Das Niveau der verfügbaren Konzentration kann sehr unterschiedlich sein: Während ich beispielsweise dirigiere, gibt es gleichzeitig viele andere Details zu beachten (Rhythmik, Bewegung, Lesevermerke etc.). Ich muss zugeben, dass ich manchmal erst im Nachhinein (z.B. bei der Überprüfung von Aufnahmen) "falsch gespielte" Mikrotöne als solche bemerkt habe (z.B. weil mir die Abweichung vom chromatischen Intervall während der Aufführung bewusster war als das dadurch erklingende Mikrointervall).
http://www.soyka-musik.at/upload/media2/Zu%20Mikrobuch%20-%20XO%201%20chromatische%20Intervalle%20und%20Mikrointervalle%20z.B.%20enharmonische.mp3
Ähnliche Herausforderungen beginnen schon vor jeder Probe einer mikrotonalen Komposition: Komponisten mögen in ihrer Klangkonzeption Mikrotöne hören - aber in der traditionellen Ausbildung an Konservatorien und Musikhochschulen gab es kein Fach, in dem die Differenzierung und Identifizierung der verschiedenen, eng verwandten Mikrotöne trainiert worden wäre.
http://www.soyka-musik.at/upload/media2/Zu%20Mikrobuch%20-%20XO%202%20Bezeichnung%20und%20Notation%20von%20Mikrointervallen.mp3
Darüber hinaus gibt es keine verbindliche verbale Fachsprache, die in allgemein verständlicher Weise angeben könnte, welche Mikrotonhöhe gemeint ist. Es gibt keine verbindliche Notation. Und es fehlt an Instrumenten, mit denen sich schnell überprüfen ließe, welche genaue Frequenz gehört wurde oder gehört werden sollte.
Die Enharmonische Orgel von Hans-André Stamm ist eine seltene (weil existierende) Ausnahme einer wirklich brauchbaren mikrotonalen Tastatur.

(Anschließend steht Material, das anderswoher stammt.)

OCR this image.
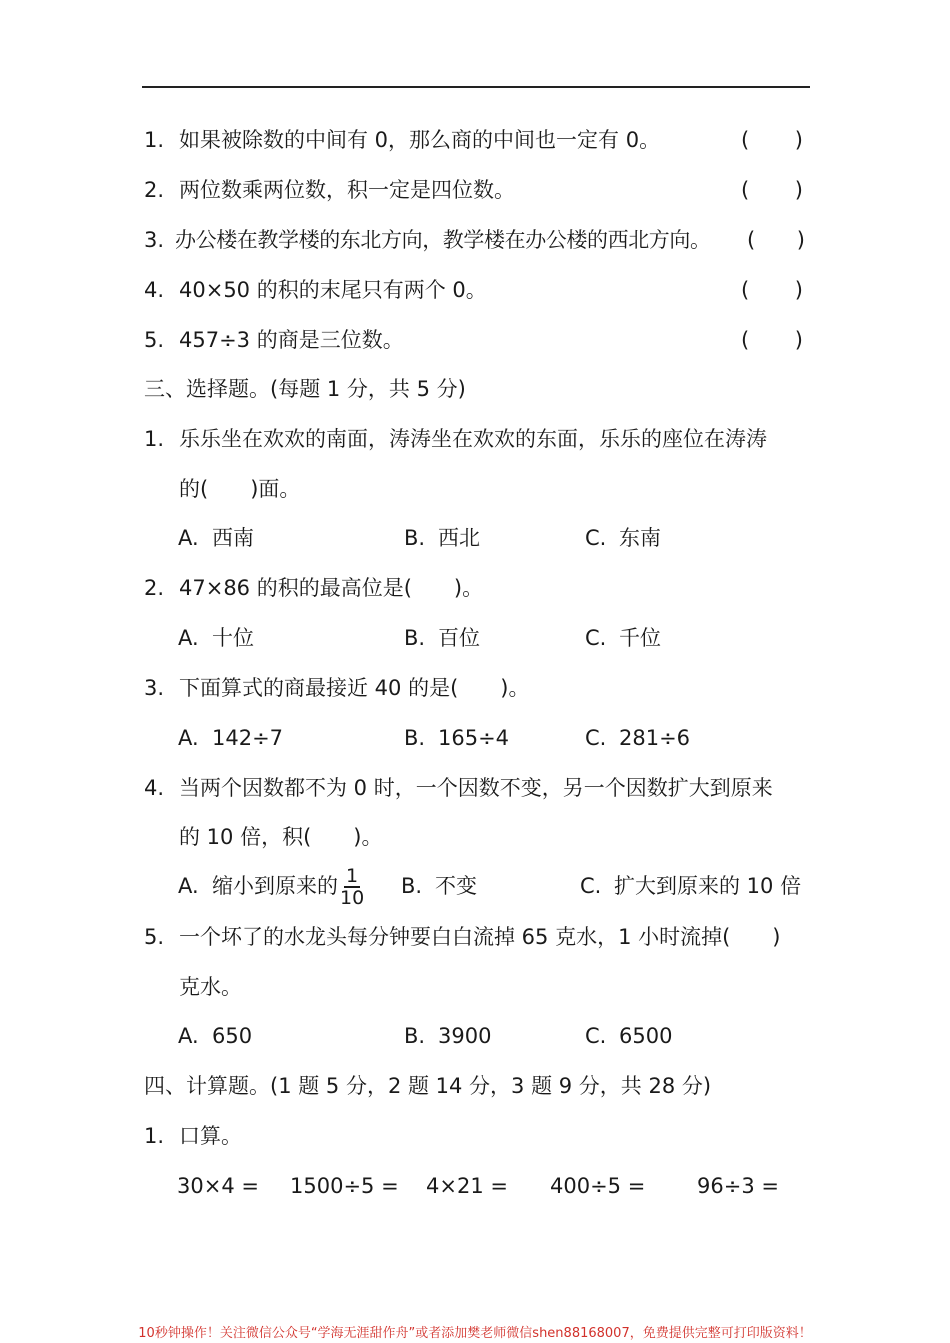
1. 如果被除数的中间有 0，那么商的中间也一定有 0。	( )
2. 两位数乘两位数，积一定是四位数。	( )
3. 办公楼在教学楼的东北方向，教学楼在办公楼的西北方向。 ( )
4. 40×50 的积的末尾只有两个 0。	( )
5. 457÷3 的商是三位数。	( )
三、选择题。(每题 1 分，共 5 分)
1. 乐乐坐在欢欢的南面，涛涛坐在欢欢的东面，乐乐的座位在涛涛
的(　　)面。
A. 西南	B. 西北	C. 东南
2. 47×86 的积的最高位是(　　)。
A. 十位	B. 百位	C. 千位
3. 下面算式的商最接近 40 的是(　　)。
A. 142÷7	B. 165÷4	C. 281÷6
4. 当两个因数都不为 0 时，一个因数不变，另一个因数扩大到原来
的 10 倍，积(　　)。
A. 缩小到原来的 $\frac{1}{10} B$. 不变	C. 扩大到原来的 10 倍
5. 一个坏了的水龙头每分钟要白白流掉 65 克水，1 小时流掉(　　)
克水。
A. 650	B. 3900	C. 6500
四、计算题。(1 题 5 分，2 题 14 分，3 题 9 分，共 28 分)
1. 口算。
30×4 = 1500÷5 = 4×21 = 400÷5 = 96÷3 =
10秒钟操作！关注微信公众号“学海无涯甜作舟”或者添加樊老师微信shen88168007，免费提供完整可打印版资料！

Wahrscheinlich gibt es Menschen, die bereits Mikrointervalle leichter identifizieren können als andere - aber unter diesen Menschen können nur wenige komponieren.

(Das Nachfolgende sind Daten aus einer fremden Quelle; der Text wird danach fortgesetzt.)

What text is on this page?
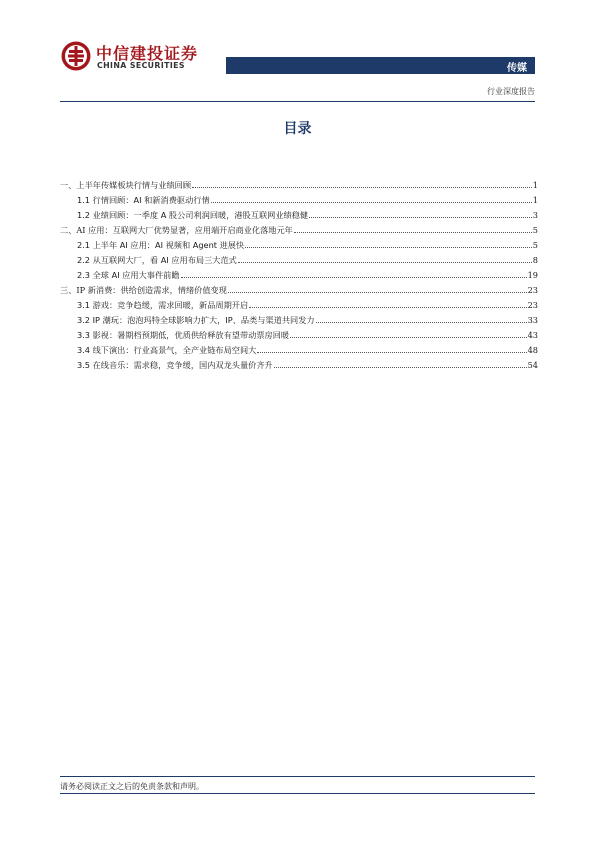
中信建投证券
CHINA SECURITIES	传媒
行业深度报告
目录
一、上半年传媒板块行情与业绩回顾	1
1.1 行情回顾：AI 和新消费驱动行情	1
1.2 业绩回顾：一季度 A 股公司利润回暖，港股互联网业绩稳健	3
二、AI 应用：互联网大厂优势显著，应用端开启商业化落地元年	5
2.1 上半年 AI 应用：AI 视频和 Agent 进展快	5
2.2 从互联网大厂，看 AI 应用布局三大范式	8
2.3 全球 AI 应用大事件前瞻	19
三、IP 新消费：供给创造需求，情绪价值变现	23
3.1 游戏：竞争趋缓，需求回暖，新品周期开启	23
3.2 IP 潮玩：泡泡玛特全球影响力扩大，IP、品类与渠道共同发力	33
3.3 影视：暑期档预期低，优质供给释放有望带动票房回暖	43
3.4 线下演出：行业高景气，全产业链布局空间大	48
3.5 在线音乐：需求稳，竞争缓，国内双龙头量价齐升	54
请务必阅读正文之后的免责条款和声明。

Jedenfalls sind meine eigenen mikrotonalen Fähigkeiten begrenzt. Diese Einschränkung muss anerkannt werden: So sehr ich mich auch bemühe, und so gut mein Gehör auch trainiert sein mag: Bei mikrotonaler Musik geht es um so feine Frequenzunterschiede, dass Fehler häufiger auftreten als z.B. in der chromatischen Musik.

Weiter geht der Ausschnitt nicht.